1) La vocale “e” senza accento è sempre muta e pertanto non si pronuncia (spandecà), tranne quando funge da congiunzione o particella pronominale (e, che); negli altri casi, ossia quando la si deve pronunciare, essa è infatti sempre accentata (sciulutèzze, ‘a strètte de Ciacianèlle).

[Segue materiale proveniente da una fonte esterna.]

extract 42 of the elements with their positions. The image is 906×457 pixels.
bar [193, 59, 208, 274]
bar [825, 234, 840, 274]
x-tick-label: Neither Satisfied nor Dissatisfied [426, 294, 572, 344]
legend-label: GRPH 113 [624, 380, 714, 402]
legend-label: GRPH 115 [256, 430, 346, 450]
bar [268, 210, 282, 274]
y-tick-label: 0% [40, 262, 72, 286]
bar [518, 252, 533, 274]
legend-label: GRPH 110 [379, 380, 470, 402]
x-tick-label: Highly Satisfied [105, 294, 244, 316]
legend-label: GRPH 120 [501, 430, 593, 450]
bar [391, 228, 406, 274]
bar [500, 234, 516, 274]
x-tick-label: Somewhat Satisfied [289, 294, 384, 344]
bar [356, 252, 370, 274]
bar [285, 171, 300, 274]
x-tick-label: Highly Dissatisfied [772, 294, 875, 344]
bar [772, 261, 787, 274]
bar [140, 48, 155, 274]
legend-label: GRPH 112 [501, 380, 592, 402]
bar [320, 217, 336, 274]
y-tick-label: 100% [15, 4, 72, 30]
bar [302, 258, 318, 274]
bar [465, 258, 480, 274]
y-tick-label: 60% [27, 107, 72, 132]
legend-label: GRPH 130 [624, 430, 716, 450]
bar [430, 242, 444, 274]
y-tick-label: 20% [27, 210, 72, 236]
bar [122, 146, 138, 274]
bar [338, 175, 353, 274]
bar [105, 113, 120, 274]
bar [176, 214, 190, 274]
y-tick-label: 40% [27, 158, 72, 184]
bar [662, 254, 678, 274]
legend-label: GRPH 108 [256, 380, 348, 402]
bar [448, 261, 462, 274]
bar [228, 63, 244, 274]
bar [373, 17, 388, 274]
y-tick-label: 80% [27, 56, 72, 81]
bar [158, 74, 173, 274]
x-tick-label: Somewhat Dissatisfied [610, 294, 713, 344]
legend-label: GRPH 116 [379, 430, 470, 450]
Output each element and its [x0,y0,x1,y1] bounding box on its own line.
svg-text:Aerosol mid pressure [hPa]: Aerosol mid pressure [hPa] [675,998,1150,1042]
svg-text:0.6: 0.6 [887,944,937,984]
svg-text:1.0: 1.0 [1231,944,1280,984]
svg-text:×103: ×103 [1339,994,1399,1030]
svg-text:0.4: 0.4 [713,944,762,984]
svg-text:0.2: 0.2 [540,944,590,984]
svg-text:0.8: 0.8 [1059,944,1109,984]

2) L’accento grave sulle vocali “à, è, ì, ò, ù” va letto con un suono aperto (àreve, èreve, jìneme, sòrete, basciù), mentre l’accento acuto “á, é, í, ó, ú” è utilizzato per contraddistinguere le moltissime vocali che nella nostra lingua dialettale hanno un suono molto chiuso (‘a cucchiáre, ‘a néve, u rebbullíte, u vóve, síme júte), e che tuttavia non vanno confuse con una e muta (u delóre, u veléne, ‘u sapéve, Lucére).
3) Il trigramma “sck” richiede la pronuncia alla napoletana (‘a sckafaróje, ‘a sckanáte).
4) Per quanto riguarda le consonanti di natura affine “c-g, d-t, p-b, s-z” è stata adottata la grafia più vicina alla pronuncia popolare (Andonije, Cungètte, zumbà) quella, per intenderci, punibile con la matita blu nei compiti in classe.
5) Per rafforzare il suono iniziale di alcuni termini, si rende necessario raddoppiare la consonante iniziale (pe bbèlle vedè, a bbune-a bbune, nn’è cósa túje) o, nel caso di vocale iniziale, accentarla (àcede, ùcchije).
6) Infine, la caduta di una consonante o di una vocale viene sempre indicata da un apostrofo (Antonietta: ‘Ndunètte; l’orologio a pendolo: ‘a ‘llorge; nel vicolo: ‘nda strètte).